Shortly after the signing, DOE's Office of Nuclear Energy put out a request for proposals that included the appropriated $2.7 billion for contracts to supply domestically produced low-enriched uranium, with a ceiling worth up to $3.4 billion for additional enrichment services and infrastructure development.

Encouraged by rising uranium prices and government support for nuclear energy, Energy Fuels has restarted production at three of its uranium mines in Arizona and Utah.
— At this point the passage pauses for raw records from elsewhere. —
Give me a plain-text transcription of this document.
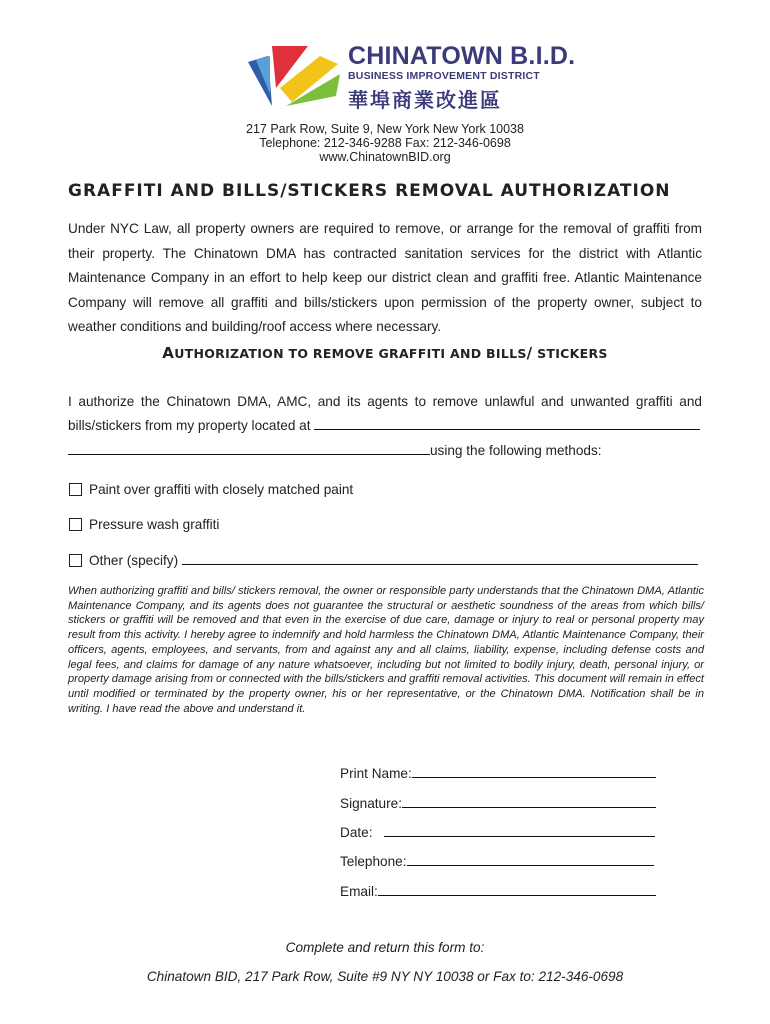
CHINATOWN B.I.D.
BUSINESS IMPROVEMENT DISTRICT
華埠商業改進區
217 Park Row, Suite 9, New York New York 10038
Telephone: 212-346-9288 Fax: 212-346-0698
www.ChinatownBID.org
GRAFFITI AND BILLS/STICKERS REMOVAL AUTHORIZATION
Under NYC Law, all property owners are required to remove, or arrange for the removal of graffiti from their property. The Chinatown DMA has contracted sanitation services for the district with Atlantic Maintenance Company in an effort to help keep our district clean and graffiti free. Atlantic Maintenance Company will remove all graffiti and bills/stickers upon permission of the property owner, subject to weather conditions and building/roof access where necessary.
AUTHORIZATION TO REMOVE GRAFFITI AND BILLS/ STICKERS
I authorize the Chinatown DMA, AMC, and its agents to remove unlawful and unwanted graffiti and bills/stickers from my property located at
using the following methods:
Paint over graffiti with closely matched paint
Pressure wash graffiti
Other (specify)
When authorizing graffiti and bills/ stickers removal, the owner or responsible party understands that the Chinatown DMA, Atlantic Maintenance Company, and its agents does not guarantee the structural or aesthetic soundness of the areas from which bills/ stickers or graffiti will be removed and that even in the exercise of due care, damage or injury to real or personal property may result from this activity. I hereby agree to indemnify and hold harmless the Chinatown DMA, Atlantic Maintenance Company, their officers, agents, employees, and servants, from and against any and all claims, liability, expense, including defense costs and legal fees, and claims for damage of any nature whatsoever, including but not limited to bodily injury, death, personal injury, or property damage arising from or connected with the bills/stickers and graffiti removal activities. This document will remain in effect until modified or terminated by the property owner, his or her representative, or the Chinatown DMA. Notification shall be in writing. I have read the above and understand it.
Print Name:
Signature:
Date:
Telephone:
Email:
Complete and return this form to:
Chinatown BID, 217 Park Row, Suite #9 NY NY 10038 or Fax to: 212-346-0698
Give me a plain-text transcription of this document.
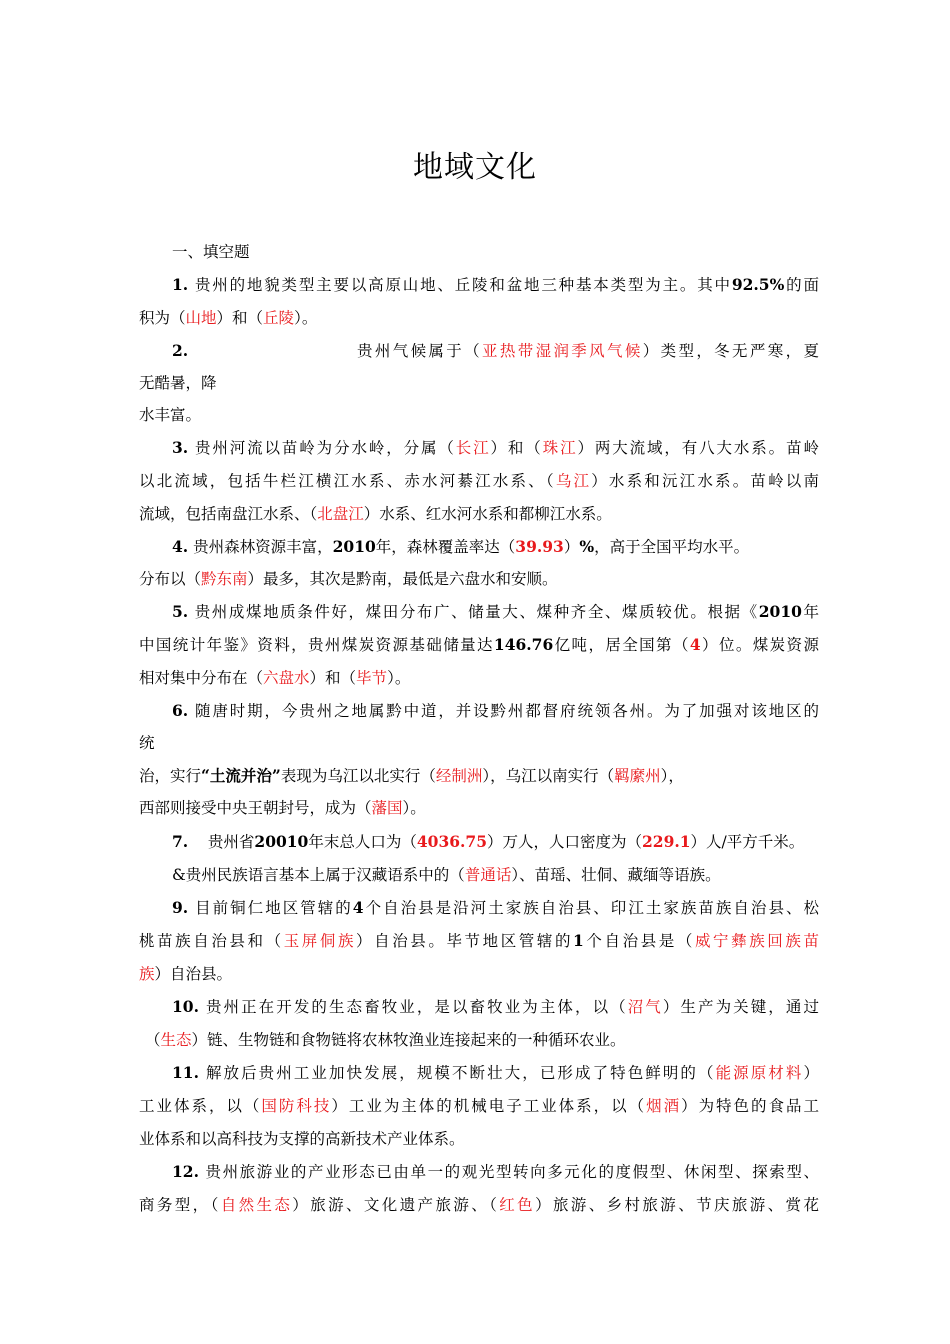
地域文化
一、填空题
1. 贵州的地貌类型主要以高原山地、丘陵和盆地三种基本类型为主。其中92.5%的面
积为（山地）和（丘陵）。
2.	贵州气候属于（亚热带湿润季风气候）类型，冬无严寒，夏
无酷暑，降
水丰富。
3. 贵州河流以苗岭为分水岭，分属（长江）和（珠江）两大流域，有八大水系。苗岭
以北流域，包括牛栏江横江水系、赤水河綦江水系、（乌江）水系和沅江水系。苗岭以南
流域，包括南盘江水系、（北盘江）水系、红水河水系和都柳江水系。
4. 贵州森林资源丰富，2010年，森林覆盖率达（39.93）%，高于全国平均水平。
分布以（黔东南）最多，其次是黔南，最低是六盘水和安顺。
5. 贵州成煤地质条件好，煤田分布广、储量大、煤种齐全、煤质较优。根据《2010年
中国统计年鉴》资料，贵州煤炭资源基础储量达146.76亿吨，居全国第（4）位。煤炭资源
相对集中分布在（六盘水）和（毕节）。
6. 随唐时期，今贵州之地属黔中道，并设黔州都督府统领各州。为了加强对该地区的
统
治，实行“土流并治”表现为乌江以北实行（经制洲），乌江以南实行（羁縻州），
西部则接受中央王朝封号，成为（藩国）。
7. 贵州省20010年末总人口为（4036.75）万人，人口密度为（229.1）人/平方千米。
&贵州民族语言基本上属于汉藏语系中的（普通话）、苗瑶、壮侗、藏缅等语族。
9. 目前铜仁地区管辖的4个自治县是沿河土家族自治县、印江土家族苗族自治县、松
桃苗族自治县和（玉屏侗族）自治县。毕节地区管辖的1个自治县是（威宁彝族回族苗
族）自治县。
10. 贵州正在开发的生态畜牧业，是以畜牧业为主体，以（沼气）生产为关键，通过
（生态）链、生物链和食物链将农林牧渔业连接起来的一种循环农业。
11. 解放后贵州工业加快发展，规模不断壮大，已形成了特色鲜明的（能源原材料）
工业体系，以（国防科技）工业为主体的机械电子工业体系，以（烟酒）为特色的食品工
业体系和以高科技为支撑的高新技术产业体系。
12. 贵州旅游业的产业形态已由单一的观光型转向多元化的度假型、休闲型、探索型、
商务型，（自然生态）旅游、文化遗产旅游、（红色）旅游、乡村旅游、节庆旅游、赏花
Chalmers indicated that the company expects to produce between 150,000 to 500,000 pounds of U3O8 during 2024, with production anticipated to increase further in 2025 as they process uranium ore and alternate feed materials from their current stockpiles.

"The substantial increase in uranium prices, U.S. government support for nuclear energy, and a global focus on reducing carbon emissions have driven us to resume large-scale uranium production," the CEO said. "We are uniquely positioned to take advantage of favorable policy and market conditions."

North of the border, with the market already feeling the effects of the import ban, Cameco, a Canadian uranium producer, reported a significant increase in its earnings due to rising uranium prices and long-term order growth.

Witnessing a 157% jump in its second quarter 2024 earnings report, Cameco is seeing first-hand the benefits of the ban being put in order.

"The need to replace retiring fossil fuel generation is clear, and nuclear energy is being recognized as a critical tool in the fight against climate change," said Cameco President and CEO Tim Gitzel.

Add this proof to the list of companies and projects shifting focus to this fuel commodity, and regardless of its designation as a critical mineral, uranium is seeing a rush not seen since the days of the Manhattan Project.

Though it took years of preparation, the U.S. is now poised to enhance its energy security, support its nuclear fleet, and contribute significantly to global efforts to combat climate change through the expanded use of nuclear power. While the journey ahead is fraught with challenges, the groundwork is being laid for a more resilient and sustainable nuclear energy future.